Patients-and physicians-deserve much better.

Patients are taking more control over their healthcare costs. From seeking price transparency for procedures to going online to search for the least expensive prescription, they are firmly in the driver’s seat today.

However, like any driver, proper caution can avoid a major disaster. And right now, the healthcare highway is a dangerous place for many Americans … and it could get worse.

Eight years ago, when the Affordable Care Act became law, the nation’s physicians were introduced to marketplace (or insurance exchange) plans. The goal? To save consumers money by letting them shop for what they believe is the right level of coverage for their healthcare needs at a price they could afford. The power of the healthcare dollar put right in the hands of consumers.

For patients, a less expensive plan often meant higher deductibles, copays, and costs for needed prescriptions. For physicians, tracking plan eligibility was a nightmare, turning them into insurance salesmen, explaining coverage and altering treatment plans. Since then, enrollment has ebbed and flowed, premiums spiked, and costs rose for many seeking coverage.

Fast forward to today and the new “association health plans.” Seen by the Trump Administration as the answer to those Obamacare-induced high prices, the plans allow small businesses to join together to obtain coverage as a de facto single employer.

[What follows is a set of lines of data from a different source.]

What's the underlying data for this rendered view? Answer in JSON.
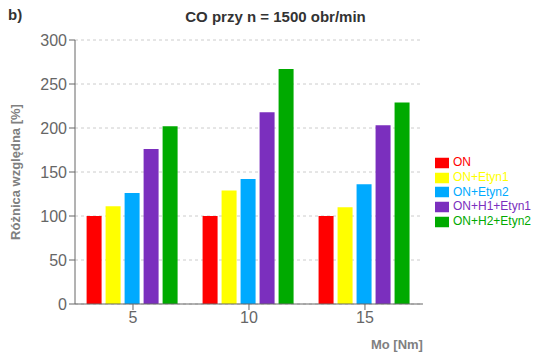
{
  "chart_data": {
    "type": "bar",
    "title": "CO przy n = 1500 obr/min",
    "xlabel": "Mo [Nm]",
    "ylabel": "Różnica względna [%]",
    "annotations": [
      "b)"
    ],
    "categories": [
      5,
      10,
      15
    ],
    "series": [
      {
        "name": "ON",
        "color": "#ff0000",
        "values": [
          100,
          100,
          100
        ]
      },
      {
        "name": "ON+Etyn1",
        "color": "#ffff00",
        "values": [
          111,
          129,
          110
        ]
      },
      {
        "name": "ON+Etyn2",
        "color": "#00aaff",
        "values": [
          126,
          142,
          136
        ]
      },
      {
        "name": "ON+H1+Etyn1",
        "color": "#7b2fbe",
        "values": [
          176,
          218,
          203
        ]
      },
      {
        "name": "ON+H2+Etyn2",
        "color": "#00aa00",
        "values": [
          202,
          267,
          229
        ]
      }
    ],
    "ylim": [
      0,
      300
    ],
    "yticks": [
      0,
      50,
      100,
      150,
      200,
      250,
      300
    ],
    "grid": true,
    "legend": "right"
  }
}
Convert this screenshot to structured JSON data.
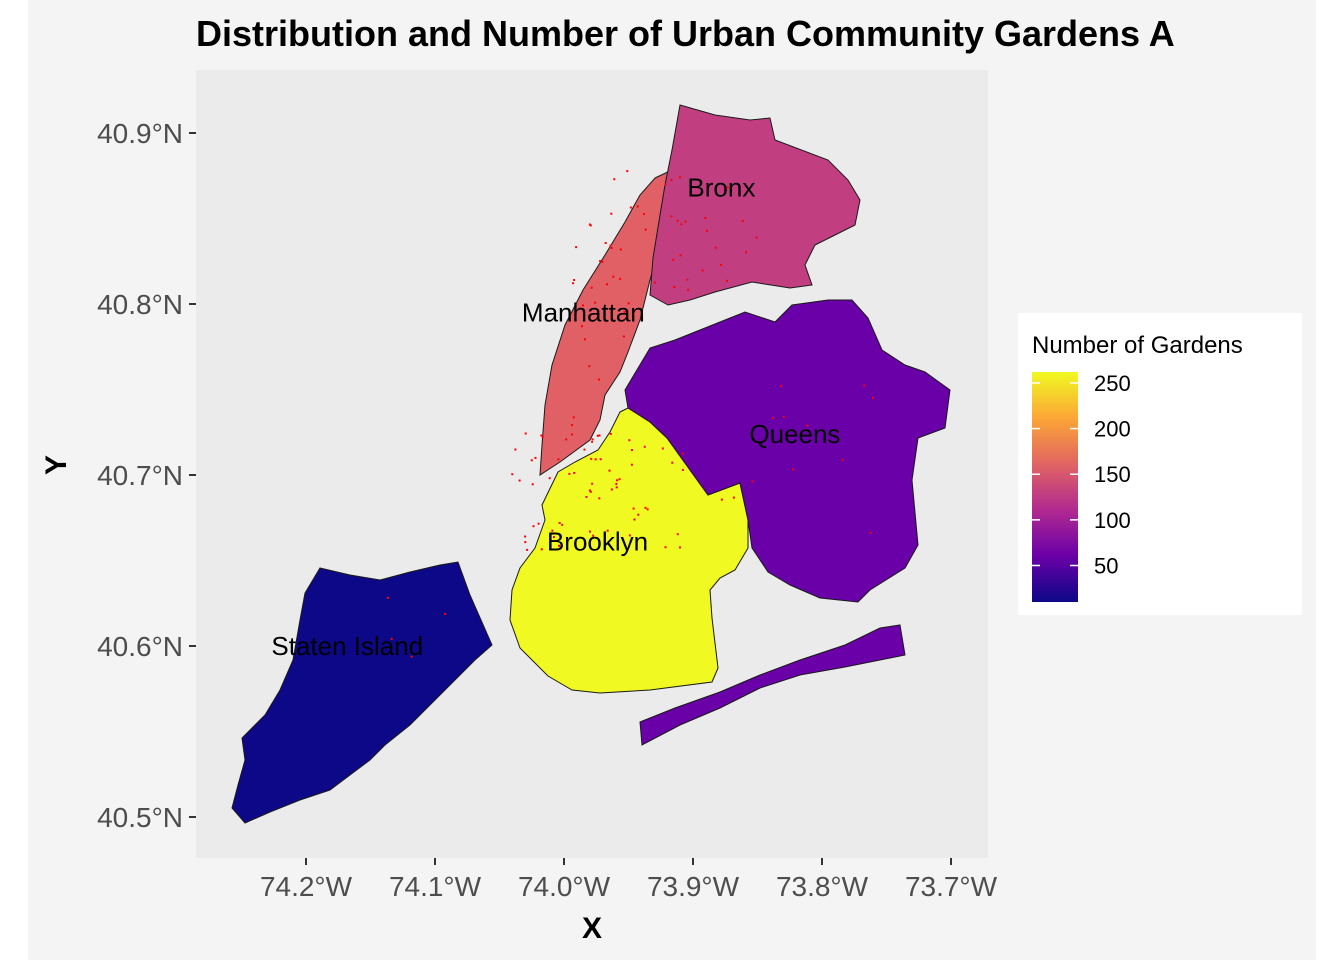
{
  "title": "Distribution and Number of Urban Community Gardens A",
  "axes": {
    "x_label": "X",
    "y_label": "Y",
    "x_ticks": [
      "74.2°W",
      "74.1°W",
      "74.0°W",
      "73.9°W",
      "73.8°W",
      "73.7°W"
    ],
    "y_ticks": [
      "40.9°N",
      "40.8°N",
      "40.7°N",
      "40.6°N",
      "40.5°N"
    ],
    "x_range": [
      -74.27,
      -73.67
    ],
    "y_range": [
      40.49,
      40.93
    ]
  },
  "legend": {
    "title": "Number of Gardens",
    "ticks": [
      "250",
      "200",
      "150",
      "100",
      "50"
    ],
    "tick_values": [
      250,
      200,
      150,
      100,
      50
    ],
    "range": [
      10,
      262
    ],
    "placement": "right",
    "colorscale": [
      "#0d0887",
      "#6a00a8",
      "#b12a90",
      "#e16462",
      "#fca636",
      "#f0f921"
    ]
  },
  "chart_data": {
    "type": "choropleth",
    "value_label": "Number of Gardens",
    "regions": [
      {
        "name": "Manhattan",
        "gardens": 165,
        "color": "#e06066"
      },
      {
        "name": "Bronx",
        "gardens": 120,
        "color": "#c13f80"
      },
      {
        "name": "Brooklyn",
        "gardens": 262,
        "color": "#f0f921"
      },
      {
        "name": "Queens",
        "gardens": 58,
        "color": "#6a00a8"
      },
      {
        "name": "Staten Island",
        "gardens": 12,
        "color": "#0d0887"
      }
    ],
    "garden_point_color": "#ff0000"
  },
  "colors": {
    "panel_background": "#ebebeb",
    "plot_background": "#f4f4f4",
    "outline": "#1a1a1a"
  }
}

Many also see this as a way around the administration’s failed attempts to cut essential benefits from required health plans. The nation’s payer association-America’s Health Insurance Plans-warns that consumers may purchase association plans without knowing that they don’t offer these essential benefits.

The American College of Physicians is one of many physician groups that has voiced its concern that cheaper plans may offer fewer benefits.

What could possibly go wrong? I mean, besides destabilizing the insurance markets in some regions, causing premiums to skyrocket, and leaving individuals with large medical bills?

It’s 2018. Healthcare is politics as it was in 2010. That doesn’t mean making the same mistakes under a new name.

Patients-and physicians-deserve much better. All Americans must have better healthcare coverage that meets their financial means. The nation’s doctors need more avenues, not obstacles, to improve patient care. They shouldn’t have to navigate myriad cut-rate plans and find workarounds to much-needed treatment.

Washington, D.C., should be focused on providing better solutions to take care of its citizenry, not fighting over who had the better bad idea.